The curator [George Amagnoh] of the exhibition accompanied by friends and family members enacted the BRAGO as one of the many instances during which the stool plays a very symbolic role in the girl's life. As part of the exhibition, were three of the stools cast by him. The exhibition which opened on May 12th 2005 is expected to be on till the end of spring of next year (2006). As part of his effort to propagate the Ghanaian culture, George Amagnoh has been organizing workshops for students in grades one to six in Athens county elementary schools teaching them some basic techniques in batik, tie-dye making.

In another development, George Amagnoh has opened his Master of Fine of Arts (sculpture) exhibition at the School of Art Gallery in Seigfred Hall (Ohio University).

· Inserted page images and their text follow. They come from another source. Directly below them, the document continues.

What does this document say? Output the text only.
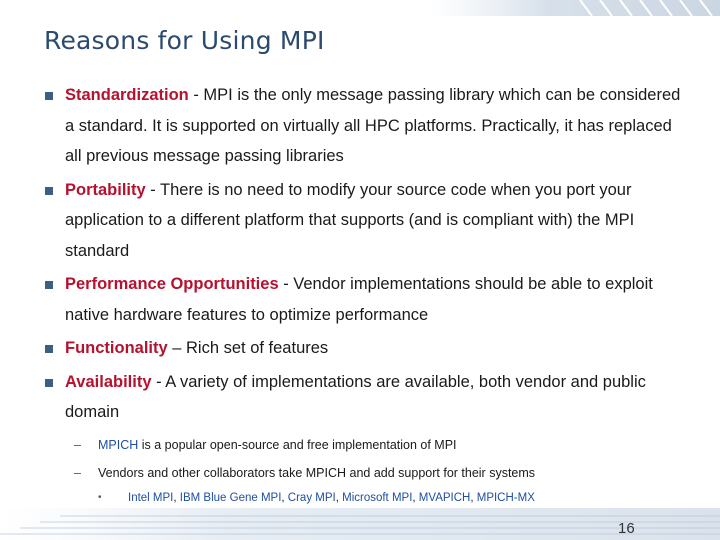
Reasons for Using MPI
Standardization - MPI is the only message passing library which can be considered a standard. It is supported on virtually all HPC platforms. Practically, it has replaced all previous message passing libraries
Portability - There is no need to modify your source code when you port your application to a different platform that supports (and is compliant with) the MPI standard
Performance Opportunities - Vendor implementations should be able to exploit native hardware features to optimize performance
Functionality – Rich set of features
Availability - A variety of implementations are available, both vendor and public domain
– MPICH is a popular open-source and free implementation of MPI
– Vendors and other collaborators take MPICH and add support for their systems
• Intel MPI, IBM Blue Gene MPI, Cray MPI, Microsoft MPI, MVAPICH, MPICH-MX
16
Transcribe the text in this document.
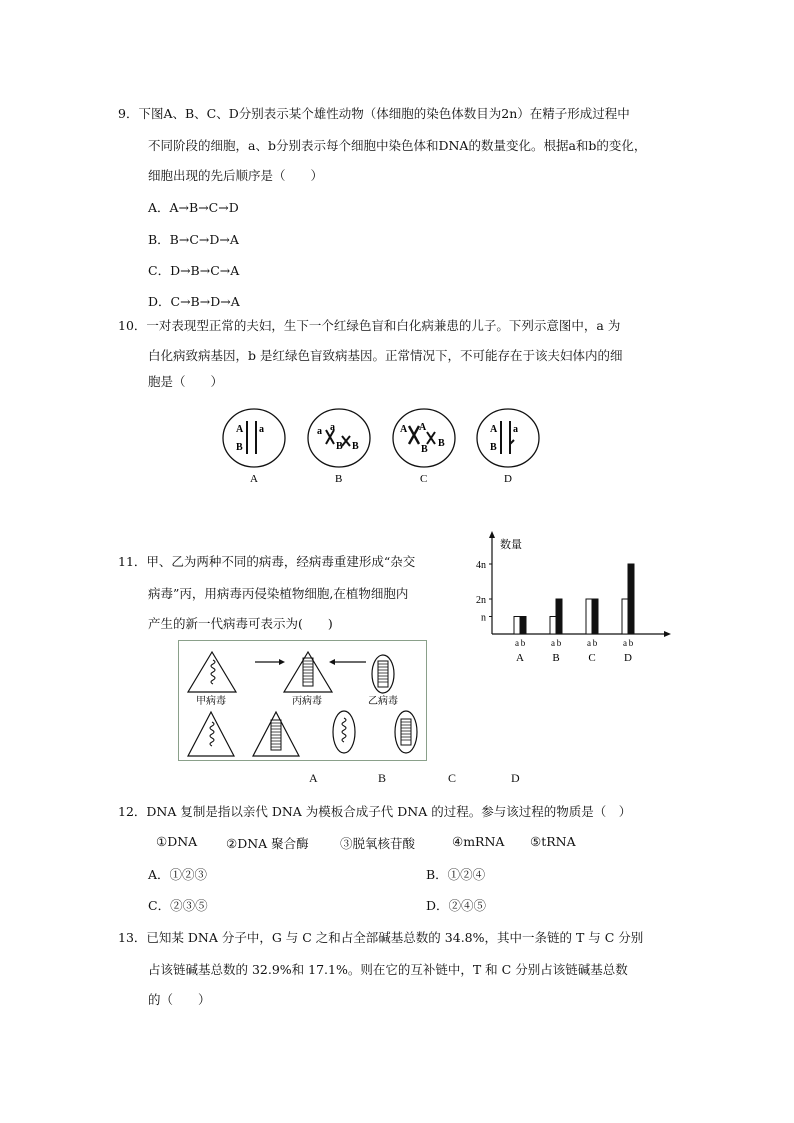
9．下图A、B、C、D分别表示某个雄性动物（体细胞的染色体数目为2n）在精子形成过程中
不同阶段的细胞，a、b分别表示每个细胞中染色体和DNA的数量变化。根据a和b的变化，
细胞出现的先后顺序是（　　）
A．A→B→C→D
B．B→C→D→A
C．D→B→C→A
D．C→B→D→A
10．一对表现型正常的夫妇，生下一个红绿色盲和白化病兼患的儿子。下列示意图中，a 为
白化病致病基因，b 是红绿色盲致病基因。正常情况下，不可能存在于该夫妇体内的细
胞是（　　）
A a
B
A
a a
B B
B
A A
B
B
C
A a
B
D
11．甲、乙为两种不同的病毒，经病毒重建形成“杂交
病毒”丙，用病毒丙侵染植物细胞,在植物细胞内
产生的新一代病毒可表示为(　　)
数量
n
2n
4n
a b
A
a b
B
a b
C
a b
D
甲病毒	丙病毒	乙病毒
A	B	C	D
12．DNA 复制是指以亲代 DNA 为模板合成子代 DNA 的过程。参与该过程的物质是（　）
①DNA ②DNA 聚合酶	③脱氧核苷酸	④mRNA ⑤tRNA
A．①②③	B．①②④
C．②③⑤	D．②④⑤
13．已知某 DNA 分子中，G 与 C 之和占全部碱基总数的 34.8%，其中一条链的 T 与 C 分别
占该链碱基总数的 32.9%和 17.1%。则在它的互补链中，T 和 C 分别占该链碱基总数
的（　　）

In this exhibition he featured a dismembered tree trunk which he had transformed into a unique artistic piece using individual or joint processes of piercing, bandaging, bolting, hooking, patching as used in Western medical practices. The exhibition which he titled AGOO, witnessed a performance which showcased the human body as a stand-in objects in the exhibition, where attention is drawn to the reckless nature that our environment is being destroyed human activities.

George Vincent Amagnoh is a Ghanaian who had his secondary education at Saint Paul's Secondary school at Denu, and had his initially training as a teacher at Akatsi Training College all in the Volta region. He also attended the following tertiary institutions in Ghana, University College of Education- Winneba, Kwame Nkrumah University of Science and Technology- Kumasi, and the University of Cape Coast.

Currently at Ohio University he is graduating in two Masters Programs; namely International Affairs, and the second from the School of Art.